For non-liposome formulated Sandoz 58-035 experiments, 10 ul of the stock solution (2 mg/ml) was diluted with 190 ul of phosphate buffered saline (PBS) to give a final Sandoz 58-035 solution of 20 μg/200 μl. Two hundred microliters of this solution containing 20 μg of Sandoz 58-035 was injected into each mouse through the tail vein.

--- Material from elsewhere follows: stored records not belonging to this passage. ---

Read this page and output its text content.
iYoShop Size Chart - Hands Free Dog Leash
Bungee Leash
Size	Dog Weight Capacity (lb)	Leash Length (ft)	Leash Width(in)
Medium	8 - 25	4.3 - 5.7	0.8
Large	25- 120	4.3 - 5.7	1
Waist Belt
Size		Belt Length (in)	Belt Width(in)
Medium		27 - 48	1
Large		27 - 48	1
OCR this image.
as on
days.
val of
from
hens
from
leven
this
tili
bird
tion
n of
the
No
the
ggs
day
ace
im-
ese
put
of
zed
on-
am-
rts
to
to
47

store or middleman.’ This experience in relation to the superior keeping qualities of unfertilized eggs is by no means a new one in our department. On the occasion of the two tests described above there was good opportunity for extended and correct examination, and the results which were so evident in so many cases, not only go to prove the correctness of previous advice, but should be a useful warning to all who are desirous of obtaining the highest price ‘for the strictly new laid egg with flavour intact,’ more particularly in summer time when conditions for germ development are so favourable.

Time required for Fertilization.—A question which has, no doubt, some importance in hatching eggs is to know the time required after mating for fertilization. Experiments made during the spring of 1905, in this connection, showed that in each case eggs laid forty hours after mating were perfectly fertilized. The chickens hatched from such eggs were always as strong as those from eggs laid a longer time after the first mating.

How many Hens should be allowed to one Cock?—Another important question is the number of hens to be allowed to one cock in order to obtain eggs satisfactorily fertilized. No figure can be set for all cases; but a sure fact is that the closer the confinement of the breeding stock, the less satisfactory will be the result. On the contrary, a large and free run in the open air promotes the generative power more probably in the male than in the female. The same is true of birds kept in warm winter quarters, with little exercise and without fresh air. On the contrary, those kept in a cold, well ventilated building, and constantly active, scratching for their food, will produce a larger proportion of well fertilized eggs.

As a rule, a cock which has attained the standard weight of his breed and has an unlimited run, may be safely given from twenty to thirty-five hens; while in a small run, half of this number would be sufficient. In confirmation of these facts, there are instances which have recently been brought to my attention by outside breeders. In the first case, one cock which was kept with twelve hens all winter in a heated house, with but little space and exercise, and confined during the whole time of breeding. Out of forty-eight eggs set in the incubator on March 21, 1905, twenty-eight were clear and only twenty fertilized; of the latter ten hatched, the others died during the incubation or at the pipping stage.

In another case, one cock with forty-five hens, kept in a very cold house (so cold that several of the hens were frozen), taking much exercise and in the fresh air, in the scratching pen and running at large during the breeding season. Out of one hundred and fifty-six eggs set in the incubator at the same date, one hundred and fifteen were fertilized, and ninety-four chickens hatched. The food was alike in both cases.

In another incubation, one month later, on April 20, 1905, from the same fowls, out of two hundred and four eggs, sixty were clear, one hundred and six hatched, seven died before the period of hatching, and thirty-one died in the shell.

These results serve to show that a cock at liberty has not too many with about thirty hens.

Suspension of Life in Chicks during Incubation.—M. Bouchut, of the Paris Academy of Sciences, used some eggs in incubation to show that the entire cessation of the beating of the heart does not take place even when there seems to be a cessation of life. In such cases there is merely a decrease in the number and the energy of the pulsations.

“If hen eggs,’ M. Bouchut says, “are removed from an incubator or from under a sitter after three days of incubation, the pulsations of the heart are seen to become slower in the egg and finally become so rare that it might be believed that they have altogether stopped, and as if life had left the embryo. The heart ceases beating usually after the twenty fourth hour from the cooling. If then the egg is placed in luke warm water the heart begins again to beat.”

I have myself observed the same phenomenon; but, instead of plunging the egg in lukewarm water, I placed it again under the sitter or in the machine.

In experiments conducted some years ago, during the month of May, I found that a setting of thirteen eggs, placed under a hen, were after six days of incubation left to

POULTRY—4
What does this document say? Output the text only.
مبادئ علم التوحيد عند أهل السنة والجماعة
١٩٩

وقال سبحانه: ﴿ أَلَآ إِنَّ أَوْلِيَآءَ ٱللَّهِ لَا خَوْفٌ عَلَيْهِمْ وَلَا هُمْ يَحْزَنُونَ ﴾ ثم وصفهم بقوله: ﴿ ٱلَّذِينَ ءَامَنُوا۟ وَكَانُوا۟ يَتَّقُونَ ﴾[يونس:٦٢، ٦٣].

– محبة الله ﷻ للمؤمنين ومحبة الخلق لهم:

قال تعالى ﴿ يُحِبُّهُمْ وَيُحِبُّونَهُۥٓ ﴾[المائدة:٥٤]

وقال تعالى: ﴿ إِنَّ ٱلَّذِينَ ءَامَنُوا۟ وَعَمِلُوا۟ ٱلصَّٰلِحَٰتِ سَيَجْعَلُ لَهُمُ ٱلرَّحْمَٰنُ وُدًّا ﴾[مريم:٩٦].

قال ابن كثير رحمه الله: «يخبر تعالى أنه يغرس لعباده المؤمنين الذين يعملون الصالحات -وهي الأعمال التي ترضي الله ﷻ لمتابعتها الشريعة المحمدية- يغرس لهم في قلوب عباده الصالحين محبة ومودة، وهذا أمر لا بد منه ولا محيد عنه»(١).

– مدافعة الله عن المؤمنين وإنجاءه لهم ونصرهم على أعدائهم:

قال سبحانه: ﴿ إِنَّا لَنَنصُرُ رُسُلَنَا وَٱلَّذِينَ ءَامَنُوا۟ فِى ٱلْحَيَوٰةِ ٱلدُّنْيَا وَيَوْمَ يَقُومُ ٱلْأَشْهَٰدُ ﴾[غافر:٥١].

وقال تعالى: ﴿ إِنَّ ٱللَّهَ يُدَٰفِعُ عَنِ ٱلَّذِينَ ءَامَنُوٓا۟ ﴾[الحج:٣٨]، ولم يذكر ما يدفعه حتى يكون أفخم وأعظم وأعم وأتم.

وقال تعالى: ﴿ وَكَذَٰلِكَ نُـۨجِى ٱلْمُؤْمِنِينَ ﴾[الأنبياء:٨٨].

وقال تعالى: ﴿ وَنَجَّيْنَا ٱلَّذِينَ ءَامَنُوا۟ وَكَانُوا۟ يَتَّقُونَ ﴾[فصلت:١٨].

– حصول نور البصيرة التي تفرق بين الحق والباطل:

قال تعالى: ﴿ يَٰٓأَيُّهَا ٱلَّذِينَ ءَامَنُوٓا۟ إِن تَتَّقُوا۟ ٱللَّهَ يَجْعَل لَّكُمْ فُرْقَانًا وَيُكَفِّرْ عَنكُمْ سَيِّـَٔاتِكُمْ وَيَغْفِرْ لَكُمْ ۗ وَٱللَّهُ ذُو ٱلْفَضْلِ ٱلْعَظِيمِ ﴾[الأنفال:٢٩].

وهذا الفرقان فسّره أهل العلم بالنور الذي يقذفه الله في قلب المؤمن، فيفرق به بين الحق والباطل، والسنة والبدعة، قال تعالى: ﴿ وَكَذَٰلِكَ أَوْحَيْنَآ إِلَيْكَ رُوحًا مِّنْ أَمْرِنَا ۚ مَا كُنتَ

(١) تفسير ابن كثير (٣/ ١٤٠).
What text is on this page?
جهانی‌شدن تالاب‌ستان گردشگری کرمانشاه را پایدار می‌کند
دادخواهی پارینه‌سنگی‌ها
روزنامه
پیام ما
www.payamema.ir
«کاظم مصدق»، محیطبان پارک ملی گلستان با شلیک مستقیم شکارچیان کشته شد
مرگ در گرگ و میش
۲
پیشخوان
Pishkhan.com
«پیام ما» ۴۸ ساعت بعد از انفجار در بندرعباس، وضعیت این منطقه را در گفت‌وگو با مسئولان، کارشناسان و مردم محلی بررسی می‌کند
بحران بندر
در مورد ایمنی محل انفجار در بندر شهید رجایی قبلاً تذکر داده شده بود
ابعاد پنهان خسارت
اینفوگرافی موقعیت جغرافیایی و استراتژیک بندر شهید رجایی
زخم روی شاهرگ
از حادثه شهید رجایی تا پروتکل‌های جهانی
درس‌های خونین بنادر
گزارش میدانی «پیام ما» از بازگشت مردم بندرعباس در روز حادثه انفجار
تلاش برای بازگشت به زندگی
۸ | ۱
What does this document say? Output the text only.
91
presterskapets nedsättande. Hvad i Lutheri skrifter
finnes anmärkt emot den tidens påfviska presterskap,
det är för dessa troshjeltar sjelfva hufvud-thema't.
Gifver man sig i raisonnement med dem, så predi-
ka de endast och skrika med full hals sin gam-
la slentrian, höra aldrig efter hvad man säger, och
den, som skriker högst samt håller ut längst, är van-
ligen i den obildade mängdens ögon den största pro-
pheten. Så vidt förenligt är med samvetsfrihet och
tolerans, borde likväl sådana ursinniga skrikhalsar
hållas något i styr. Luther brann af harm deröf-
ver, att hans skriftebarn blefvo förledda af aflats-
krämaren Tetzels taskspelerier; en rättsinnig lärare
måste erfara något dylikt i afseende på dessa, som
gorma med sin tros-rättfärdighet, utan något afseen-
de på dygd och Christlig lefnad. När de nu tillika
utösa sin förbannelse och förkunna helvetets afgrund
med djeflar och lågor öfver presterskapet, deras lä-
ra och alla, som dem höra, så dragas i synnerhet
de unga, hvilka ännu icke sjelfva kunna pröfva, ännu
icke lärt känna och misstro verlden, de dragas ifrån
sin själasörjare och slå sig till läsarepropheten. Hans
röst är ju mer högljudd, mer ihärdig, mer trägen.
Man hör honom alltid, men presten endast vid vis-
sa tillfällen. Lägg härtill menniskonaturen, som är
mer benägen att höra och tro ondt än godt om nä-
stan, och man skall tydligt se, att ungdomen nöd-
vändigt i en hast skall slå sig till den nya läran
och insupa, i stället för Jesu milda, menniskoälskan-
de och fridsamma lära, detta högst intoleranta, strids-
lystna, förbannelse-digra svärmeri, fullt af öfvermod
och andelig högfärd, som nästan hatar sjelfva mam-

Sandoz 58-035 was liposome formulated using a modified method of Jonas and co-workers (Jonas et al. J. Bio. Chem. 1989 264:4818-4825). For this formulation, a Sandoz 58-035 solution was prepared by taking 0.5 ml of the Sandoz stock solution (2 mg/ml, see above) and diluting it with 9.5 ml of PBS, containing 53.75 mg cholic acid. Separately, phospholipid (33.9 mg) and cholesterol (4.83 mg) were dissolved in chloroform and dried under a stream of nitrogen forming a thin film. To prepare a volume of 10 ml of Sandoz 58-035 liposomes, this thin film of dried lipid was hydrated with the solution of Sandoz 58-035 in PBS containing cholic acid (53.75 mg). The resulting mixture of lipid and 1 mg of Sandoz 58-035 was vortexed overnight at 4° C. to form the liposome containing Sandoz 58-035 formulation. The newly formed liposome formulation was extensively dialyzed with 1 liter of PBS, which was changed four times. This dialysis procedure removed the cholic acid and any free non-liposome formulated Sandoz 58-035 compound. Two hundred microliters of the liposome formulation was injected into the tail vein of each mouse and cholesterol export measurements were taken as described in below (see Example 5).

Example 4

Preparation of Red Blood Cell Membranes as a Source of Cholesterol

To mimic the ingestion of cell membrane fragments by macrophages at sites of tissue injury, red blood cell membrane fragments were prepared and used as a source of cholesterol in accordance with the procedure described by Ely et al. (Amyloid 2001 8:169-181). Similar quantities of cholesterol (as red blood cell membrane fragments) were used in all experiments. The concentration of cholesterol in the red blood cell membrane preparations was determined using the method of Allain and co-workers (Clin. Chem. 1974 20:470-475), with the aid of a Sigma cholesterol 20 reagent kit (Sigma Chemical Co., St. Louis, Mo.).

Example 5

Cell Culture

J774 macrophages (from American Type Culture Collection, Manassas, Va.; ATCC #T1B-67) were maintained at 1 million cells per well and grown in 2 mL of DMEM supplemented with 10% FBS to 90% confluence. The medium was changed 3 times a week.

Example 6

Cholesterol Efflux in vivo

To determine cholesterol export in vivo, J774 cells were loaded with cholesterol and simultaneously incubated for 3 hours with 0.5 μCi/mL [3H]-cholesterol, followed by an overnight equilibration period as described by Tam et al. (J. Lipid Res. 2002 43:1410-1420). Cells were washed four times with PBS/BSA prior to the efflux studies and then detached from the culture dishes. Five million cells in 200 μl DMEM were injected into control mice or inflamed mice through the tail vein. Cells were allowed to establish within the mice for 24 hours. At 24 hours, mice (n=4/group) were treated with either 20 μg of Sandoz 58-035 (PBS diluted stock solution), approximately 20 μg of Sandoz 58-035 in a liposome formulation or phosphate buffered saline. At various time points, approximately 25 μl of blood were collected from the tail vein of each animal into heparinized capillary tubes and then centrifuged for 5 minutes in an Adams Autocrit Centrifuge to separate red blood cells from plasma. Cholesterol efflux was determined by measuring the appearance of [3H]-cholesterol in plasma by scintillation spectrometry. Results are depicted in FIG. 1.